How much protein do I really need?
Protein is the macro most people don't eat enough of. For body composition goals, research consistently supports:
- General health: 0.8g per kg of bodyweight (the minimum, not the optimum)
- Fat loss: 1.6–2.2g per kg of bodyweight — higher intake better preserves muscle
- Muscle building: 1.6–2.2g per kg of bodyweight — more than this offers diminishing returns
If you weigh 75 kg and are trying to lose fat, aim for 120–165g of protein per day. It sounds like a lot at first, but becomes straightforward once you know your high-protein food sources.
High protein food sources
- Chicken breast: ~31g protein per 100g
- Canned tuna: ~25g protein per 100g
- Greek yoghurt (low fat): ~10g protein per 100g
- Eggs: ~6g protein per egg
- Cottage cheese: ~11g protein per 100g
- Lentils (cooked): ~9g protein per 100g
- Tofu (firm): ~8g protein per 100g
Do I need to track macros forever?
No. Most people track actively for 4–12 weeks to build awareness of what's in their food, then move to a looser approach using rough portions and food knowledge. The goal is to develop intuition, not lifelong dependence on an app.

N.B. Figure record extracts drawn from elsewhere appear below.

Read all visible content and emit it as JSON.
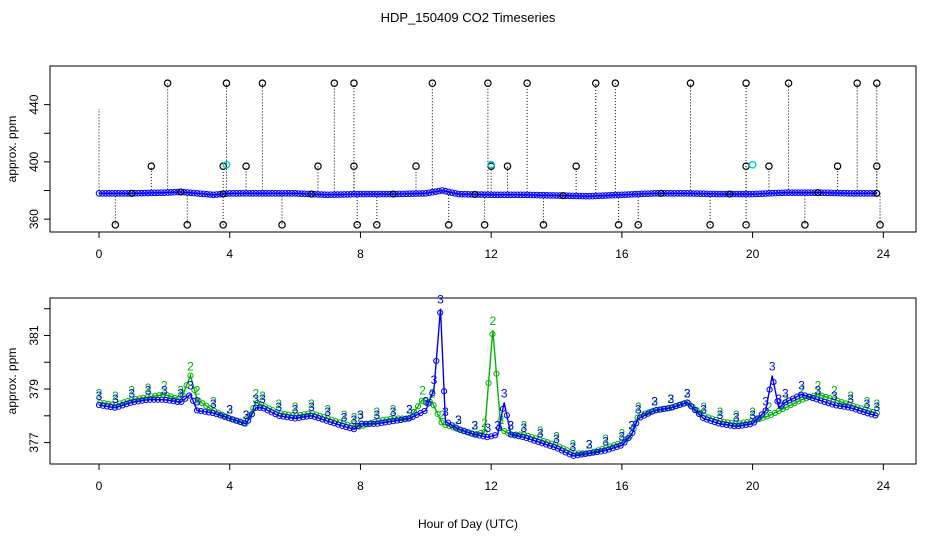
{
  "title": "HDP_150409  CO2 Timeseries",
  "xlabel": "Hour of Day (UTC)",
  "colors": {
    "blue": "#0000ff",
    "green": "#00b400",
    "cyan": "#00d0d0",
    "black": "#000000"
  },
  "chart_data": [
    {
      "type": "scatter",
      "name": "top-panel",
      "ylabel": "approx. ppm",
      "xlim": [
        -1.5,
        25
      ],
      "ylim": [
        351,
        467
      ],
      "x_ticks": [
        0,
        4,
        8,
        12,
        16,
        20,
        24
      ],
      "y_ticks_labeled": [
        360,
        400,
        440
      ],
      "y_ticks_minor": [
        380,
        420
      ],
      "baseline": {
        "x": [
          0,
          1,
          2,
          2.5,
          3,
          3.5,
          4,
          5,
          6,
          7,
          8,
          9,
          10,
          10.5,
          11,
          12,
          13,
          14,
          15,
          16,
          17,
          18,
          19,
          20,
          21,
          22,
          23,
          23.8
        ],
        "y": [
          378,
          378,
          378.5,
          379,
          378,
          377,
          378,
          378,
          378,
          377,
          377.5,
          377.5,
          378,
          380,
          377.5,
          377,
          377,
          376.5,
          376,
          377,
          378,
          378,
          377.5,
          377.5,
          378.5,
          378.5,
          378,
          378
        ]
      },
      "spikes_high": [
        2.1,
        3.9,
        5.0,
        7.2,
        7.8,
        10.2,
        11.9,
        13.1,
        15.2,
        15.8,
        18.1,
        19.8,
        21.1,
        23.2,
        23.8
      ],
      "spikes_mid": [
        1.6,
        3.8,
        4.5,
        6.7,
        7.8,
        9.7,
        12.0,
        12.5,
        14.6,
        19.8,
        20.5,
        22.6,
        23.8
      ],
      "spikes_low": [
        0.5,
        2.7,
        3.8,
        5.6,
        7.9,
        8.5,
        10.7,
        11.8,
        13.6,
        15.9,
        16.5,
        18.7,
        19.8,
        21.6,
        23.9
      ],
      "cyan_points": [
        {
          "x": 3.9,
          "y": 398
        },
        {
          "x": 12.0,
          "y": 398
        },
        {
          "x": 20.0,
          "y": 398
        }
      ]
    },
    {
      "type": "line",
      "name": "bottom-panel",
      "ylabel": "approx. ppm",
      "xlim": [
        -1.5,
        25
      ],
      "ylim": [
        376.2,
        382.4
      ],
      "x_ticks": [
        0,
        4,
        8,
        12,
        16,
        20,
        24
      ],
      "y_ticks_labeled": [
        377,
        379,
        381
      ],
      "y_ticks_minor": [
        378,
        380,
        382
      ],
      "series": [
        {
          "name": "2",
          "color": "green",
          "x": [
            0,
            0.5,
            1,
            1.5,
            2,
            2.5,
            2.8,
            3.0,
            3.5,
            4,
            4.5,
            4.8,
            5,
            5.5,
            6,
            6.5,
            7,
            7.5,
            7.8,
            8.0,
            8.5,
            9,
            9.5,
            9.9,
            10.2,
            10.5,
            11,
            11.5,
            11.8,
            12.05,
            12.3,
            12.6,
            13,
            13.5,
            14,
            14.5,
            15,
            15.5,
            16,
            16.3,
            16.5,
            17,
            17.5,
            18,
            18.5,
            19,
            19.5,
            20,
            20.5,
            21,
            21.5,
            22,
            22.5,
            23,
            23.5,
            23.8
          ],
          "y": [
            378.5,
            378.4,
            378.6,
            378.7,
            378.8,
            378.6,
            379.5,
            378.6,
            378.2,
            377.9,
            377.7,
            378.5,
            378.4,
            378.1,
            378.0,
            378.1,
            377.9,
            377.7,
            377.6,
            377.6,
            377.8,
            377.9,
            377.9,
            378.6,
            378.5,
            377.7,
            377.5,
            377.3,
            377.4,
            381.2,
            377.5,
            377.3,
            377.3,
            377.1,
            376.9,
            376.6,
            376.6,
            376.8,
            377.0,
            377.3,
            378.0,
            378.2,
            378.3,
            378.5,
            378.0,
            377.8,
            377.7,
            377.8,
            378.0,
            378.3,
            378.6,
            378.8,
            378.6,
            378.4,
            378.2,
            378.1
          ]
        },
        {
          "name": "3",
          "color": "blue",
          "x": [
            0,
            0.5,
            1,
            1.5,
            2,
            2.5,
            2.8,
            3.0,
            3.5,
            4,
            4.5,
            4.8,
            5,
            5.5,
            6,
            6.5,
            7,
            7.5,
            7.8,
            8.0,
            8.5,
            9,
            9.5,
            10,
            10.25,
            10.45,
            10.6,
            11,
            11.5,
            11.9,
            12.2,
            12.4,
            12.6,
            13,
            13.5,
            14,
            14.5,
            15,
            15.5,
            16,
            16.3,
            16.5,
            17,
            17.5,
            18,
            18.5,
            19,
            19.5,
            20,
            20.4,
            20.6,
            20.8,
            21,
            21.5,
            22,
            22.5,
            23,
            23.5,
            23.8
          ],
          "y": [
            378.4,
            378.3,
            378.5,
            378.6,
            378.6,
            378.5,
            378.8,
            378.2,
            378.1,
            377.9,
            377.7,
            378.3,
            378.3,
            378.0,
            377.9,
            378.0,
            377.8,
            377.6,
            377.5,
            377.7,
            377.7,
            377.8,
            377.9,
            378.2,
            379.0,
            382.0,
            377.8,
            377.5,
            377.3,
            377.2,
            377.3,
            378.5,
            377.3,
            377.2,
            377.0,
            376.8,
            376.5,
            376.6,
            376.7,
            376.9,
            377.3,
            377.9,
            378.2,
            378.3,
            378.5,
            377.9,
            377.7,
            377.6,
            377.7,
            378.2,
            379.5,
            378.3,
            378.5,
            378.8,
            378.6,
            378.4,
            378.3,
            378.1,
            378.0
          ]
        }
      ]
    }
  ]
}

Many people find that even a few weeks of tracking permanently changes how they eat — they develop a much clearer sense of protein content and portion sizes without needing to weigh everything.
Practical tips for beginners
Start with protein only
If full macro tracking feels overwhelming, just track protein first. Getting enough protein is the highest-leverage change most people can make. Once that's consistent, add carb and fat tracking if needed.
Prep repeatable meals
The hardest part of hitting macros is meal variety. Having 3–5 reliable high-protein meals you rotate through removes most of the cognitive load.
Don't aim for perfection daily
Being within 10% of your targets consistently is far more valuable than hitting them perfectly some days and missing badly others. Aim for a weekly average rather than daily perfection.
Use a food tracking app
Apps like MyFitnessPal or Cronometer have large food databases and make logging fast once you're familiar with what you eat regularly. Most people spend less than 5 minutes per day tracking once they're used to it.
Key takeaways
- Macros are protein, carbs, and fat — the three sources of all dietary calories.
- Calories determine weight change; macros determine body composition.
- Protein is the most important macro for most body composition goals — most people don't eat enough.
- Start by calculating your TDEE, set a calorie target for your goal, then divide into macros.
- You don't need to track forever — a few weeks builds lasting nutritional awareness.